There is evidence of the waist having been let out
but more telling is this- the owner wore right through the knee lining.
If I look at the areas of the garment which show the most stress, namely the hem of the trouser (including the inside), the sleeve hem and the seat area, this will give me an idea of how well this particular cloth performed.
THe hem of the trouser is in almost perfect condition
even on the inside
The sleeve hem shows almost no signs of wear
and neither does the seat of the trouser.
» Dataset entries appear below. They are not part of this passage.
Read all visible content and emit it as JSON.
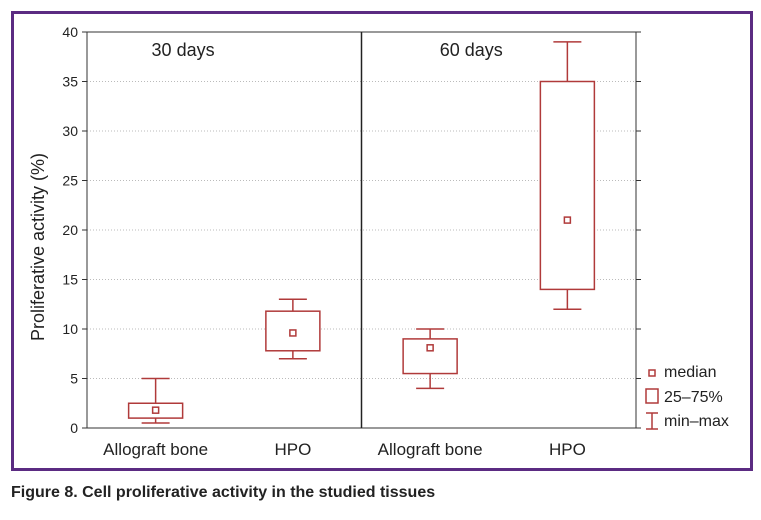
{
  "caption": "Figure 8. Cell proliferative activity in the studied tissues",
  "chart_data": {
    "type": "boxplot",
    "ylabel": "Proliferative activity (%)",
    "ylim": [
      0,
      40
    ],
    "yticks": [
      0,
      5,
      10,
      15,
      20,
      25,
      30,
      35,
      40
    ],
    "grid": true,
    "panels": [
      {
        "title": "30 days",
        "groups": [
          {
            "label": "Allograft bone",
            "min": 0.5,
            "q1": 1.0,
            "median": 1.8,
            "q3": 2.5,
            "max": 5.0
          },
          {
            "label": "HPO",
            "min": 7.0,
            "q1": 7.8,
            "median": 9.6,
            "q3": 11.8,
            "max": 13.0
          }
        ]
      },
      {
        "title": "60 days",
        "groups": [
          {
            "label": "Allograft bone",
            "min": 4.0,
            "q1": 5.5,
            "median": 8.1,
            "q3": 9.0,
            "max": 10.0
          },
          {
            "label": "HPO",
            "min": 12.0,
            "q1": 14.0,
            "median": 21.0,
            "q3": 35.0,
            "max": 39.0
          }
        ]
      }
    ],
    "legend": {
      "position": "right",
      "items": [
        "median",
        "25–75%",
        "min–max"
      ]
    },
    "color": "#b03a3a"
  }
}
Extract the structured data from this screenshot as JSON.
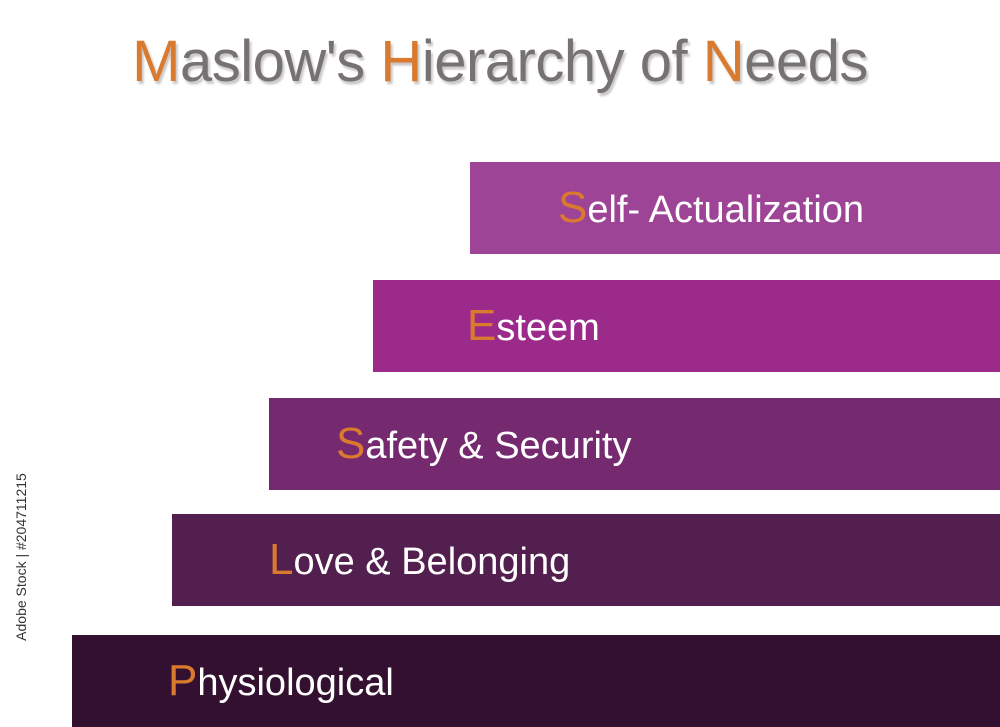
{
  "title": {
    "parts": [
      {
        "text": "M",
        "highlight": true
      },
      {
        "text": "aslow's ",
        "highlight": false
      },
      {
        "text": "H",
        "highlight": true
      },
      {
        "text": "ierarchy of ",
        "highlight": false
      },
      {
        "text": "N",
        "highlight": true
      },
      {
        "text": "eeds",
        "highlight": false
      }
    ]
  },
  "levels": [
    {
      "first": "S",
      "rest": "elf- Actualization",
      "color": "#9e4497"
    },
    {
      "first": "E",
      "rest": "steem",
      "color": "#9c2a8b"
    },
    {
      "first": "S",
      "rest": "afety & Security",
      "color": "#75296f"
    },
    {
      "first": "L",
      "rest": "ove & Belonging",
      "color": "#531f4f"
    },
    {
      "first": "P",
      "rest": "hysiological",
      "color": "#33102f"
    }
  ],
  "accent_color": "#d97a2f",
  "watermark": {
    "side_text": "Adobe Stock | #204711215"
  }
}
It is quite safe to assume that this is a sturdy, English cloth. But what is surprising about this particular cloth is how fine it is.
That’s right, Super 150s.
One of the common myths among the iGentry is that cloths of high super-numbers (which is an indication of how fine the fibers that were used to weave the cloth are, measured in microns) are too fragile and won’t hold up to wear. While some cloths (notably Italian cloth) are made up with the intent of being very fine, soft and lightweight, and thus are more fragile, it is not necessarily true that all cloths bearing high super-numbers will be fragile. This garment being a fine example (in every respect).
So when evaluating the merits of a particular cloth, please do not fall into the ill-informed trap of dismissing a cloth merely because it is made up from super-fine yarns and must, therefore, be too fragile; let your tailor, who knows how various types of cloth handle and perform, guide you instead.